I was wondering how to join two channels based on only one field of the meta tuple, eg. if I have a channel like:
[[id:target, group:target, control:input, single_end:true], genome.target.dedup.bam]
[[id:input, group:input, control:, single_end:true], genome.input.dedup.bam]

and I want to do a “left join” where I join the channel to itself based on id ==control so my output channel is:
[[id:target, group:target, control:input, single_end:true], genome.target.dedup.bam, genome.input.dedup.bam]
the second channel entry from the original channel would be ignored because it has no control value.

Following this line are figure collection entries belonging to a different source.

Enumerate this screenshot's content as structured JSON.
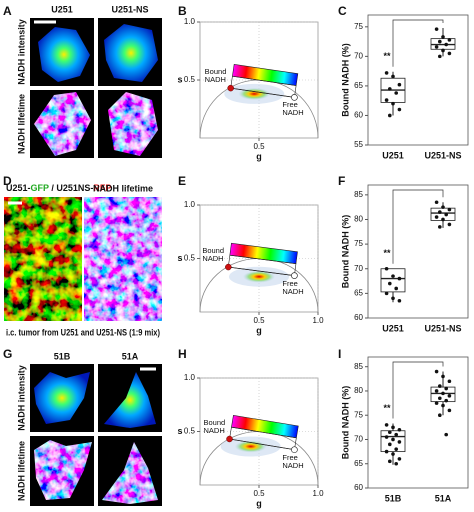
{
  "panel_labels": [
    "A",
    "B",
    "C",
    "D",
    "E",
    "F",
    "G",
    "H",
    "I"
  ],
  "figure_a": {
    "columns": [
      "U251",
      "U251-NS"
    ],
    "rows": [
      "NADH intensity",
      "NADH lifetime"
    ]
  },
  "figure_d": {
    "legend_parts": [
      {
        "text": "U251-",
        "color": "#111111"
      },
      {
        "text": "GFP",
        "color": "#22aa22"
      },
      {
        "text": " / U251NS-",
        "color": "#111111"
      },
      {
        "text": "RFP",
        "color": "#dd1111"
      }
    ],
    "right_title": "NADH lifetime",
    "caption": "i.c. tumor from U251 and U251-NS (1:9 mix)"
  },
  "figure_g": {
    "columns": [
      "51B",
      "51A"
    ],
    "rows": [
      "NADH intensity",
      "NADH lifetime"
    ]
  },
  "chart_data": [
    {
      "type": "phasor",
      "xlabel": "g",
      "ylabel": "s",
      "xlim": [
        0,
        1
      ],
      "ylim": [
        0,
        1
      ],
      "xticks": [
        0.5
      ],
      "yticks": [
        0.5,
        {
          "value": 1,
          "label": "1.0"
        }
      ],
      "grid": true,
      "bound": {
        "label": "Bound NADH",
        "g": 0.26,
        "s": 0.43
      },
      "free": {
        "label": "Free NADH",
        "g": 0.8,
        "s": 0.35
      },
      "cloud": {
        "g": 0.46,
        "s": 0.38
      }
    },
    {
      "type": "box",
      "ylabel": "Bound NADH (%)",
      "categories": [
        "U251",
        "U251-NS"
      ],
      "ylim": [
        55,
        77
      ],
      "yticks": [
        55,
        60,
        65,
        70,
        75
      ],
      "annotation": "**",
      "boxes": [
        {
          "min": 60,
          "q1": 62.2,
          "median": 64.3,
          "q3": 66.3,
          "max": 67.4
        },
        {
          "min": 70,
          "q1": 71.2,
          "median": 72,
          "q3": 73,
          "max": 74.8
        }
      ],
      "points": [
        [
          67.2,
          66.6,
          65.2,
          64.5,
          63.8,
          62.6,
          62,
          61,
          60
        ],
        [
          74.6,
          73.3,
          72.8,
          72.5,
          72,
          71.6,
          71,
          70.5,
          70
        ]
      ]
    },
    {
      "type": "phasor",
      "xlabel": "g",
      "ylabel": "s",
      "xlim": [
        0,
        1
      ],
      "ylim": [
        0,
        1
      ],
      "xticks": [
        0.5,
        {
          "value": 1,
          "label": "1.0"
        }
      ],
      "yticks": [
        0.5,
        {
          "value": 1,
          "label": "1.0"
        }
      ],
      "grid": true,
      "bound": {
        "label": "Bound NADH",
        "g": 0.24,
        "s": 0.42
      },
      "free": {
        "label": "Free NADH",
        "g": 0.8,
        "s": 0.34
      },
      "cloud": {
        "g": 0.5,
        "s": 0.33
      }
    },
    {
      "type": "box",
      "ylabel": "Bound NADH (%)",
      "categories": [
        "U251",
        "U251-NS"
      ],
      "ylim": [
        60,
        87
      ],
      "yticks": [
        60,
        65,
        70,
        75,
        80,
        85
      ],
      "annotation": "**",
      "boxes": [
        {
          "min": 63.2,
          "q1": 65.3,
          "median": 68,
          "q3": 70,
          "max": 70
        },
        {
          "min": 78.3,
          "q1": 79.8,
          "median": 81.3,
          "q3": 82.3,
          "max": 83.5
        }
      ],
      "points": [
        [
          70,
          68.5,
          68,
          67,
          66,
          65,
          64,
          63.5
        ],
        [
          83.5,
          82.5,
          82,
          81.5,
          81,
          80.5,
          80,
          79,
          78.5
        ]
      ]
    },
    {
      "type": "phasor",
      "xlabel": "g",
      "ylabel": "s",
      "xlim": [
        0,
        1
      ],
      "ylim": [
        0,
        1
      ],
      "xticks": [
        0.5,
        {
          "value": 1,
          "label": "1.0"
        }
      ],
      "yticks": [
        0.5,
        {
          "value": 1,
          "label": "1.0"
        }
      ],
      "grid": true,
      "bound": {
        "label": "Bound NADH",
        "g": 0.25,
        "s": 0.43
      },
      "free": {
        "label": "Free NADH",
        "g": 0.8,
        "s": 0.33
      },
      "cloud": {
        "g": 0.43,
        "s": 0.36
      }
    },
    {
      "type": "box",
      "ylabel": "Bound NADH (%)",
      "categories": [
        "51B",
        "51A"
      ],
      "ylim": [
        60,
        87
      ],
      "yticks": [
        60,
        65,
        70,
        75,
        80,
        85
      ],
      "annotation": "**",
      "boxes": [
        {
          "min": 64.8,
          "q1": 67.5,
          "median": 70.6,
          "q3": 71.8,
          "max": 73.3
        },
        {
          "min": 75,
          "q1": 77.8,
          "median": 79.5,
          "q3": 80.8,
          "max": 84
        }
      ],
      "points": [
        [
          73,
          72.5,
          72,
          71.5,
          71,
          70.5,
          70,
          69.5,
          69,
          68,
          67.5,
          67,
          66,
          65.5,
          65
        ],
        [
          84,
          83,
          82,
          81,
          80.5,
          80,
          79.5,
          79,
          78.5,
          78,
          77.5,
          77,
          76,
          75,
          71
        ]
      ]
    }
  ]
}
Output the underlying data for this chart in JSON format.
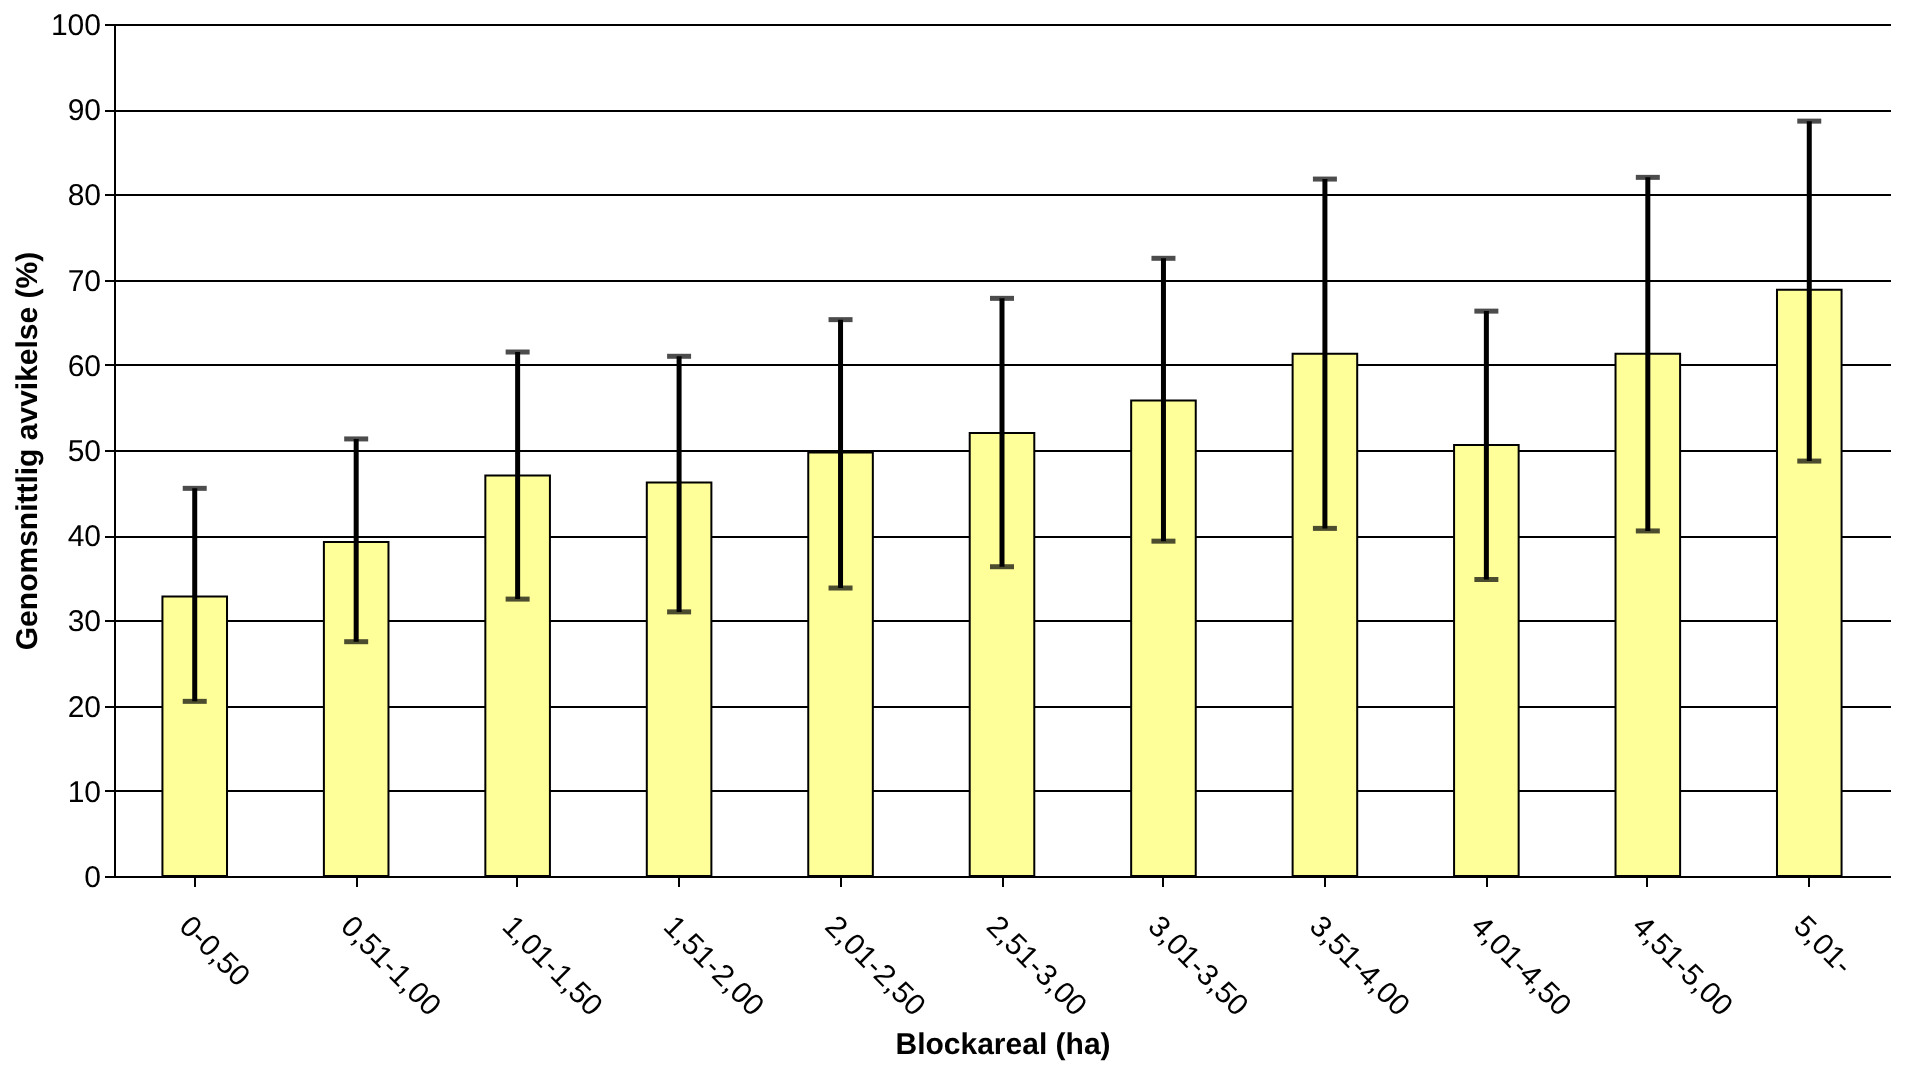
{
  "chart_data": {
    "type": "bar",
    "xlabel": "Blockareal (ha)",
    "ylabel": "Genomsnittlig avvikelse (%)",
    "categories": [
      "0-0,50",
      "0,51-1,00",
      "1,01-1,50",
      "1,51-2,00",
      "2,01-2,50",
      "2,51-3,00",
      "3,01-3,50",
      "3,51-4,00",
      "4,01-4,50",
      "4,51-5,00",
      "5,01-"
    ],
    "values": [
      32.8,
      39.2,
      47,
      46.2,
      49.7,
      52,
      55.8,
      61.3,
      50.6,
      61.3,
      68.8
    ],
    "errors": [
      [
        20.5,
        45.5
      ],
      [
        27.5,
        51.3
      ],
      [
        32.5,
        61.5
      ],
      [
        31,
        61
      ],
      [
        33.8,
        65.3
      ],
      [
        36.3,
        67.8
      ],
      [
        39.3,
        72.5
      ],
      [
        40.8,
        81.8
      ],
      [
        34.8,
        66.3
      ],
      [
        40.5,
        82
      ],
      [
        48.7,
        88.6
      ]
    ],
    "color": "#ffff99",
    "ylim": [
      0,
      100
    ],
    "yticks": [
      0,
      10,
      20,
      30,
      40,
      50,
      60,
      70,
      80,
      90,
      100
    ],
    "grid": "y"
  }
}
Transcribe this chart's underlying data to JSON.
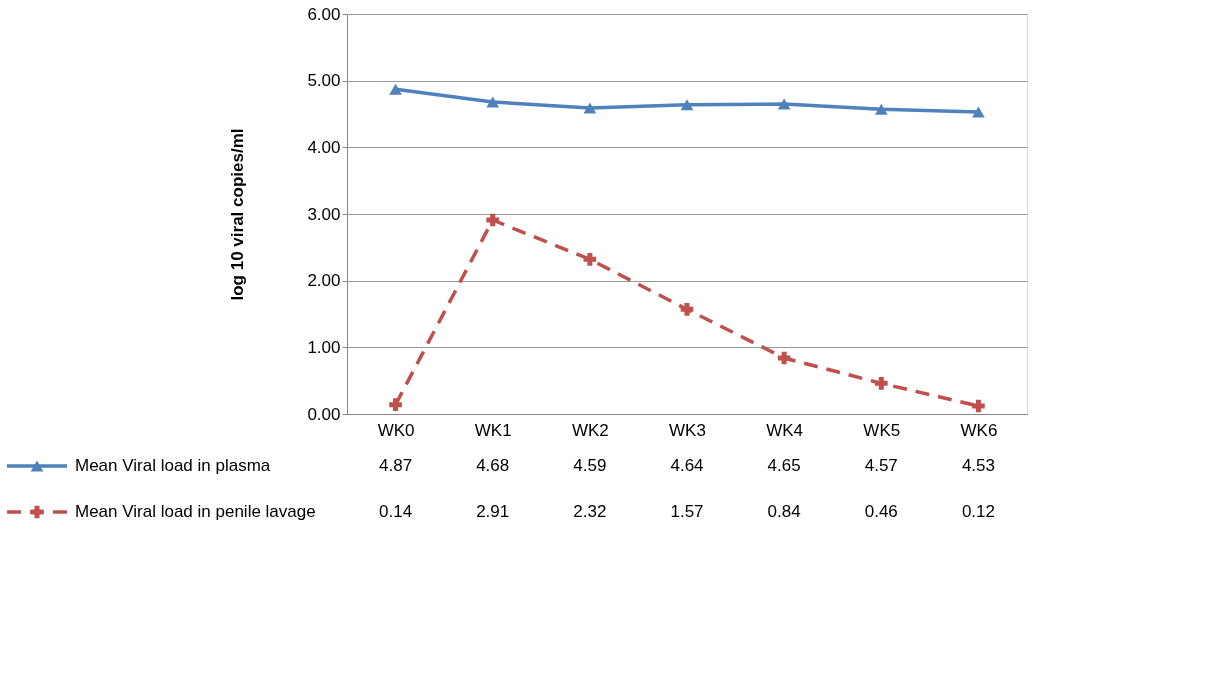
{
  "chart_data": {
    "type": "line",
    "ylabel": "log 10 viral copies/ml",
    "categories": [
      "WK0",
      "WK1",
      "WK2",
      "WK3",
      "WK4",
      "WK5",
      "WK6"
    ],
    "series": [
      {
        "name": "Mean Viral load in plasma",
        "color": "#4f81bd",
        "marker": "triangle",
        "line_style": "solid",
        "values": [
          4.87,
          4.68,
          4.59,
          4.64,
          4.65,
          4.57,
          4.53
        ]
      },
      {
        "name": "Mean Viral load in penile lavage",
        "color": "#c0504d",
        "marker": "cross",
        "line_style": "dashed",
        "values": [
          0.14,
          2.91,
          2.32,
          1.57,
          0.84,
          0.46,
          0.12
        ]
      }
    ],
    "ylim": [
      0,
      6
    ],
    "yticks": [
      {
        "value": 0,
        "label": "0.00"
      },
      {
        "value": 1,
        "label": "1.00"
      },
      {
        "value": 2,
        "label": "2.00"
      },
      {
        "value": 3,
        "label": "3.00"
      },
      {
        "value": 4,
        "label": "4.00"
      },
      {
        "value": 5,
        "label": "5.00"
      },
      {
        "value": 6,
        "label": "6.00"
      }
    ],
    "grid": "y",
    "legend": "bottom",
    "data_labels": true
  }
}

Is this possible? Or is there a more Nextflow pattern for doing that?

One approach would be to split your channel into two separate ones (ex. whether control is defined or not). And then temporarily move the key you want to join on to be the first element (id and control). Then you could join based on these keys, and reformat to have the metadata and bam files be in the order you need.

    // Recreate the example channel
    def meta_target = [:]; meta_target.id = "target"; meta_target.group = "target"; meta_target.control = "input"; meta_target.single_end = true
    def bam_target  = file("genome.target.dedup.bam")
    def meta_input  = [:]; meta_input.id = "input"; meta_input.group = "input"; meta_input.control = null; meta_input.single_end = true
    def bam_input   = file("genome.input.dedup.bam")    
    def ch_bam      = Channel.of([[meta_target, bam_target], [meta_input, bam_input]]).flatMap()

    // Split channel based on whether control is defined
    ch_bam
        .branch { meta, bam -> 
            control:     meta.control
            no_control: !meta.control
        }
        .set { result }

    // Move the key you want to join on to be the first element
    ch_control    = result.control.map    { meta, bam -> [meta.control, meta, bam ]}
    ch_no_control = result.no_control.map { meta, bam -> [meta.id, meta, bam ]}

    // Join the channels, and reformat the output to drop the join key, and keep only the first metadata
    ch_bam_join = ch_control.join(ch_no_control).map { key, meta_1,bam_1,meta_2,bam_2 -> [meta_1, bam_1, bam_2]}
    ch_bam_join.view()
2 Likes

Very helpful, thank you!

This topic was automatically closed 7 days after the last reply. New replies are no longer allowed.